Ce dossier s’inscrit dans un contexte plus large. Depuis plusieurs années, le bruit aérien est devenu un enjeu majeur à Bruxelles, avec des discussions récurrentes sur le respect des normes, la limitation des vols de nuit et l’impact environnemental du trafic aérien. Des études ont démontré que l’exposition prolongée à des niveaux sonores élevés peut entraîner des troubles du sommeil, de la concentration et de la santé cardiovasculaire, en particulier chez les enfants et les personnes âgées. La capitale européenne se retrouve donc confrontée à un dilemme : concilier son rôle de plaque tournante aérienne avec la préservation de la qualité de vie de ses habitants.

Les réactions politiques et citoyennes se multiplient. Plusieurs élus locaux ont dénoncé ce qu’ils considèrent comme un mépris des autorités pour le bien-être des Bruxellois, tandis que des pétitions en ligne rassemblent déjà plusieurs milliers de signatures. Les collectifs de riverains appellent à une révision urgente des trajectoires aériennes, avec des mesures concrètes pour réduire le bruit la nuit et limiter le nombre d’avions survolant les zones densément peuplées.
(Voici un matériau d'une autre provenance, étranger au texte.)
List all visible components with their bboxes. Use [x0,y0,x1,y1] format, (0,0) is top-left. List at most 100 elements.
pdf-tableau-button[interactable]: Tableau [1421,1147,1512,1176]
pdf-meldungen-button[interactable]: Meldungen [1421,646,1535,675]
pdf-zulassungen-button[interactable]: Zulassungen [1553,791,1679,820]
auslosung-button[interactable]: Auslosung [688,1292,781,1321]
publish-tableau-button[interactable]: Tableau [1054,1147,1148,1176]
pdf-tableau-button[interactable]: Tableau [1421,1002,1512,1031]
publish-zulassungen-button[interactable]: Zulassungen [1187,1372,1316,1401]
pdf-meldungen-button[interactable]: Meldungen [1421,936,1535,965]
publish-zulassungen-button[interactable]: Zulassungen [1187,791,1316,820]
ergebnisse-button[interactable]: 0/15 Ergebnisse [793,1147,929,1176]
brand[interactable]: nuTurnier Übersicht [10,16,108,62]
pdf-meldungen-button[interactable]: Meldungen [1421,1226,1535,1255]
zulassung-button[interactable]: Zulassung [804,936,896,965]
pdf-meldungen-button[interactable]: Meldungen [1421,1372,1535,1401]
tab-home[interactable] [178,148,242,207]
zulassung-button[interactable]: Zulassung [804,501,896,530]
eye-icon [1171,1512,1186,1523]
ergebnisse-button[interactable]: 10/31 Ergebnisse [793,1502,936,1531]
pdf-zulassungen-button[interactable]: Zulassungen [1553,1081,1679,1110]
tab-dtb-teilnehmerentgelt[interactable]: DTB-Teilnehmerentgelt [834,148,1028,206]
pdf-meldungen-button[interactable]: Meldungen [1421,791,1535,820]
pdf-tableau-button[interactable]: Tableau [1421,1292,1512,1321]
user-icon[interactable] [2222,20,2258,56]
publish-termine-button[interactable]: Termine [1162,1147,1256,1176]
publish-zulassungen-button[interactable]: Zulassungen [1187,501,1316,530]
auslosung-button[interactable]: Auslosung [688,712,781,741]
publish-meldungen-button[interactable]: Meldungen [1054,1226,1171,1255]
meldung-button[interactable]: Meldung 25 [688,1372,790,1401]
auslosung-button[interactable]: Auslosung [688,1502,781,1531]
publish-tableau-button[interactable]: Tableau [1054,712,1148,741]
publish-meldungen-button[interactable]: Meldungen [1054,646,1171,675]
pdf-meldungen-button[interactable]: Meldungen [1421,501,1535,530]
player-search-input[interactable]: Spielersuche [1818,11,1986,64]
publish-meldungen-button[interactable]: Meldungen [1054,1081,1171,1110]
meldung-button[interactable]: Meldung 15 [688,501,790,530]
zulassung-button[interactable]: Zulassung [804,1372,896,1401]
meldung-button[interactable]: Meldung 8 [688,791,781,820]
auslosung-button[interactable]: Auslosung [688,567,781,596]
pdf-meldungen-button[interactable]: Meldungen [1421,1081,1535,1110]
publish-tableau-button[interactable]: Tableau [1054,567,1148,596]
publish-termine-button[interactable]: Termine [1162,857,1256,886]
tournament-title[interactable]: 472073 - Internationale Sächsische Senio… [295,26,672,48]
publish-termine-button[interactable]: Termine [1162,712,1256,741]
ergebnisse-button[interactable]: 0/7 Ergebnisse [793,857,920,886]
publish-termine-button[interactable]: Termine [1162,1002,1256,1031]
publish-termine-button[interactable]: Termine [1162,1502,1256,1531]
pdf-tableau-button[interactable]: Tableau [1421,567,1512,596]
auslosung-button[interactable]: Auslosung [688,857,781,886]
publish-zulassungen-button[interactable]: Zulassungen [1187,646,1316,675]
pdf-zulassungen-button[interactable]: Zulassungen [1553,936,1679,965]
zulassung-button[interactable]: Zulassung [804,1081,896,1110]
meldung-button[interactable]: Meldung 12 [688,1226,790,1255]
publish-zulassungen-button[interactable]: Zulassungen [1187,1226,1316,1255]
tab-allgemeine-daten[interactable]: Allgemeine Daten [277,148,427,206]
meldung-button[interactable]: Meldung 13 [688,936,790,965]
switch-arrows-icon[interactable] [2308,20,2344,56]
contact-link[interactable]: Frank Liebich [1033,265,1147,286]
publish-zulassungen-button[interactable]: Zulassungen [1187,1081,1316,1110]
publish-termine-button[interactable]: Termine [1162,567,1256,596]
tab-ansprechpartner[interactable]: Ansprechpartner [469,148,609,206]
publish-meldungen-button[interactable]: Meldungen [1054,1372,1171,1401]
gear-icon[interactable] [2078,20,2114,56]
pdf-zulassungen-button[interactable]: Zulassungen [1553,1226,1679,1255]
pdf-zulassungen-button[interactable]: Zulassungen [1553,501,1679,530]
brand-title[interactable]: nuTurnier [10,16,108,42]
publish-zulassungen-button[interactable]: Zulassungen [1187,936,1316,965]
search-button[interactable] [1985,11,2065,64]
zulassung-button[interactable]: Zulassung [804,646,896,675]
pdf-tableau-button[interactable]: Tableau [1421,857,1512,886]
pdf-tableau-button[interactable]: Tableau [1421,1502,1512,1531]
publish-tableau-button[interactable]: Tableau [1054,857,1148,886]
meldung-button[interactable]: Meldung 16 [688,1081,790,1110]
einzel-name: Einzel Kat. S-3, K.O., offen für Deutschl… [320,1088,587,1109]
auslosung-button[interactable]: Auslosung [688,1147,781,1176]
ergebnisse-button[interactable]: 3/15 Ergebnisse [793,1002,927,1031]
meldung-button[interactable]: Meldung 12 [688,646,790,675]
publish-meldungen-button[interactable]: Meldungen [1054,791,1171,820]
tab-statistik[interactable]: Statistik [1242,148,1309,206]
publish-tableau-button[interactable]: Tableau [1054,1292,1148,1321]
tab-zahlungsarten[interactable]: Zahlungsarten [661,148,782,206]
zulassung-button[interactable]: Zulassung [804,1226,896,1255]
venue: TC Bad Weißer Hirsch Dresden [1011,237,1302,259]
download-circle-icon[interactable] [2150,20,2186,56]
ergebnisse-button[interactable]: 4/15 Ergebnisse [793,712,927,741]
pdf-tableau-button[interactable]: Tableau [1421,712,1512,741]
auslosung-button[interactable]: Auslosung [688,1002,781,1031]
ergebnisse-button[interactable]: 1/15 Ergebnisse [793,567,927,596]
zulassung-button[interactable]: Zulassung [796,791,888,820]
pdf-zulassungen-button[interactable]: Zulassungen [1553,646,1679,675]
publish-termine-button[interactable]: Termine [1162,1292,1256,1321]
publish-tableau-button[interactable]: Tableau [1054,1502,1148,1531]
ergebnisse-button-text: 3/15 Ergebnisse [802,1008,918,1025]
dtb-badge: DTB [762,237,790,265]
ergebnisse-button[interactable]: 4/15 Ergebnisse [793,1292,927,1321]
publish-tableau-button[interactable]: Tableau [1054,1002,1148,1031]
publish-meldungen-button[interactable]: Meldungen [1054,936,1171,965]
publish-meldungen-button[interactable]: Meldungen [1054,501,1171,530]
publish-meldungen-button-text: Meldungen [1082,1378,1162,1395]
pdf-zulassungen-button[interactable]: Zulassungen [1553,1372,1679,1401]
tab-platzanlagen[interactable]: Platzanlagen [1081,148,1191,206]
Des initiatives similaires ont été prises dans d’autres villes européennes. À Paris, Londres ou Amsterdam, les autorités ont mis en place des plans de rotation des trajectoires et des horaires de vol nocturne, afin de limiter l’impact sur les riverains. Les associations bruxelloises espèrent que Bruxelles pourra s’inspirer de ces modèles, en combinant sécurité aérienne, respect des normes et prise en compte de la santé publique.

Les citoyens ne se contentent plus de simples promesses. Ils réclament des mesures concrètes, telles que la réduction des vols de nuit, l’amélioration des systèmes de détection du bruit, et la consultation effective des habitants dans la planification des trajectoires. Certains experts évoquent même la possibilité de créer des zones tampons aériennes au-dessus des quartiers sensibles, afin de limiter l’exposition directe au bruit.

En conclusion, cette situation met en lumière la nécessité de rééquilibrer les priorités à Bruxelles : la croissance et la connectivité aérienne ne doivent pas se faire au détriment de la santé et du bien-être des habitants. Le débat sur le bruit aérien est loin d’être clos et pourrait influencer les décisions politiques à court et moyen terme, tout en renforçant la mobilisation citoyenne. Pour les Bruxellois concernés, chaque vol qui passe au-dessus de leur tête n’est pas seulement un bruit, mais un rappel constant de la tension entre mobilité et qualité de vie.

Alors que le débat continue, il est certain qu’un dialogue ouvert entre les autorités, les gestionnaires aéroportuaires et les habitants est désormais indispensable. Bruxelles est une capitale européenne dynamique, mais la ville doit aussi rester un lieu où il fait bon vivre, même sous le passage des avions.